NVIDIA RTX 3080 GPU was hit hard when released earlier this year, and appears to be the first on this scale (they were hit again when they released the 3090 a few weeks later). The most prolific is the next generation console, with stores selling out within 5 seconds of going live.

Who is impacted?

Obviously the consumer is impacted, but what about the manufacturer and seller? Chatter on the web is definitely pointing the finger of blame primarily at the seller, whether this would have any long-lasting reputational impact is unlikely, but it is highlighting the fact that the buyer is not their main priority. What is interesting is the knock on impacts on the seller, with every website which sells these consoles within the UK suffering downtime on release day. This includes the biggest cloud hosting company, which means the amount of revenue from other customers must have been seen. Not to mention the efforts of first, second and third line support teams in customer queries and IT support. All of this would come at a cost.

What is the solution?

There are a myriad of technical solutions on the market that offer Bot protection, not just against retail Bots, and any e-commerce company should definitely consider adding one to their arsenal of security capabilities. CAPTCHA tests would potentially stem the flow of the Bot’s, however, with the advances in machine learning these may not be adequate. One example is that many people believe that the Turing Test was passed by a chatbot in 2014. It may be that future CAPTCHA tests will be designed along the principle of Turing Test via failure, basically proving we’re human by being dumber than a bot.

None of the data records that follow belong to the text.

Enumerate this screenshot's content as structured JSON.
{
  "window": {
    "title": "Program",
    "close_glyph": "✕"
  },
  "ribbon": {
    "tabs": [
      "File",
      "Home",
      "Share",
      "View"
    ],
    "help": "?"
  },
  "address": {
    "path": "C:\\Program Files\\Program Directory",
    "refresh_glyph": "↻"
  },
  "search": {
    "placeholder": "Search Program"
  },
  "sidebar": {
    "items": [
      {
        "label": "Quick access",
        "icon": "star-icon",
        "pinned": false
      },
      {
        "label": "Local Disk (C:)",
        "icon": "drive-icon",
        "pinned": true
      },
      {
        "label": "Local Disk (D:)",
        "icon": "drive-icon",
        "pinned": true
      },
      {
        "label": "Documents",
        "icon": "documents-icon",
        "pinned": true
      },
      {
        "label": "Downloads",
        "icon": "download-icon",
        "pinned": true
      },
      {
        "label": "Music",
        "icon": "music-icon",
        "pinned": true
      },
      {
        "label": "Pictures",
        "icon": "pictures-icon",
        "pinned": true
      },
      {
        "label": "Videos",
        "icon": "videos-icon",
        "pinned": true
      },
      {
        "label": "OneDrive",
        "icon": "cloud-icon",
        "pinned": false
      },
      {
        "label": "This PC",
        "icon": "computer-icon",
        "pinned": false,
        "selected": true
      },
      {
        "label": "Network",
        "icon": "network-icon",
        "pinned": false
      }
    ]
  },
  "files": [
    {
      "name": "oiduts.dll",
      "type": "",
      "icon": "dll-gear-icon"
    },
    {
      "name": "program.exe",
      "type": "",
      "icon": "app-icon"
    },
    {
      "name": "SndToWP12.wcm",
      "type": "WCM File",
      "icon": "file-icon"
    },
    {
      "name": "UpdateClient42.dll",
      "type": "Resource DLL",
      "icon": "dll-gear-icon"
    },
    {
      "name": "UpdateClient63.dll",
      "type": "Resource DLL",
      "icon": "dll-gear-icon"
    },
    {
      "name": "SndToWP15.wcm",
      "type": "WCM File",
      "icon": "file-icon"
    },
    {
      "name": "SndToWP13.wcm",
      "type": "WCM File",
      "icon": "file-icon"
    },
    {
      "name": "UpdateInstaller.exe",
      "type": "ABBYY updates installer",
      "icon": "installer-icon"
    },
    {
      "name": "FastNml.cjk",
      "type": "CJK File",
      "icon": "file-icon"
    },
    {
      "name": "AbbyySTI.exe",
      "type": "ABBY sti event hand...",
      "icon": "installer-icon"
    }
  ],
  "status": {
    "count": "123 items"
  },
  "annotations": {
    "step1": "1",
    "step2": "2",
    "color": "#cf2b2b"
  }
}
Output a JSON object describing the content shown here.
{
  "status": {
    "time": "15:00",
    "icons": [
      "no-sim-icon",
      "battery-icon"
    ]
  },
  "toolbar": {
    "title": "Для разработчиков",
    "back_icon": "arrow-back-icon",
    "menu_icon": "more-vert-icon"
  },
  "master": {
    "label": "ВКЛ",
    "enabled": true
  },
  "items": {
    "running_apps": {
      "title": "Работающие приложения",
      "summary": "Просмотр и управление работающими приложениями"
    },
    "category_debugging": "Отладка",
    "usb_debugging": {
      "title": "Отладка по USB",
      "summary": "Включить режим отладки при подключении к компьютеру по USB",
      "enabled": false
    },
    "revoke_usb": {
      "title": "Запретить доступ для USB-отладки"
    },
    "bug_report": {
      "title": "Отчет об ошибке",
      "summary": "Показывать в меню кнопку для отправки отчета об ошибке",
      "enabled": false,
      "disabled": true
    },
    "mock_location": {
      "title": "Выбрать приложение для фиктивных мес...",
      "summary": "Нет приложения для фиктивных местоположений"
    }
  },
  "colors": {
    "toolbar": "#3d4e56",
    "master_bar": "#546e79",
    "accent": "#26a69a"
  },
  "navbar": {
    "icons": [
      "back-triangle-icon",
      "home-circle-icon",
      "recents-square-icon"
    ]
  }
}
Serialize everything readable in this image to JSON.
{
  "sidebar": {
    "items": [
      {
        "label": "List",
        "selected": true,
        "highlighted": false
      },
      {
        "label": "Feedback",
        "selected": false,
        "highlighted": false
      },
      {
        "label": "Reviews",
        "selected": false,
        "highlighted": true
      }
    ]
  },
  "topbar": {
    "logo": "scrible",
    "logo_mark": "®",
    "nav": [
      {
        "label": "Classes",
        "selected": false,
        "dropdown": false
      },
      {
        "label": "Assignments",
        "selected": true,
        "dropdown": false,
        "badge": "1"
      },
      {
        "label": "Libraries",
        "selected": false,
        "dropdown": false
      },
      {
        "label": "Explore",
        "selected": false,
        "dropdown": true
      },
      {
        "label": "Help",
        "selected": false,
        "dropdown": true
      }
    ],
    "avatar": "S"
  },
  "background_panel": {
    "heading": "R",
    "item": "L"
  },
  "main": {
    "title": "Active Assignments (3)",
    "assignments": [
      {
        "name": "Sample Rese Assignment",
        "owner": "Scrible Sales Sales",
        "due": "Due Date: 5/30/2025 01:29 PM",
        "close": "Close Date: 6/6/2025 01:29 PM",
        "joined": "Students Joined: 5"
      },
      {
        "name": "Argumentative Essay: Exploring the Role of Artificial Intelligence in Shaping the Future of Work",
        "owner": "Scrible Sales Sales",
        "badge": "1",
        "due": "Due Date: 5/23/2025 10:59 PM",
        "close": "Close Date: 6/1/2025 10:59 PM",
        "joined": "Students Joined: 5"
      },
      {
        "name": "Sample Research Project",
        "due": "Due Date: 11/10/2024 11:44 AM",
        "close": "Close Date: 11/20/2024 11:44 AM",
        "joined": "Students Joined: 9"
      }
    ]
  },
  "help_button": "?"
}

Whatever solutions are currently out there, what is guaranteed is that not one individual solution will stop the Bots (nothing in Cyber or Digital is 100% proof), and whilst there is a market and people willing to pay, there will be people using any means possible to make a profit.”


About the author

Nick Desforges-Poths is a Lead Consultant at SA Group with over 15 years’ Cyber Security experience in both the public and private sector. He is a Certified Information Security Manager, a qualified Scrum Master and holds certifications in Risk and Information Systems Controls, TOGAF, Management of Risk, along with being a Lead Implementer in ISO/IEC 27001.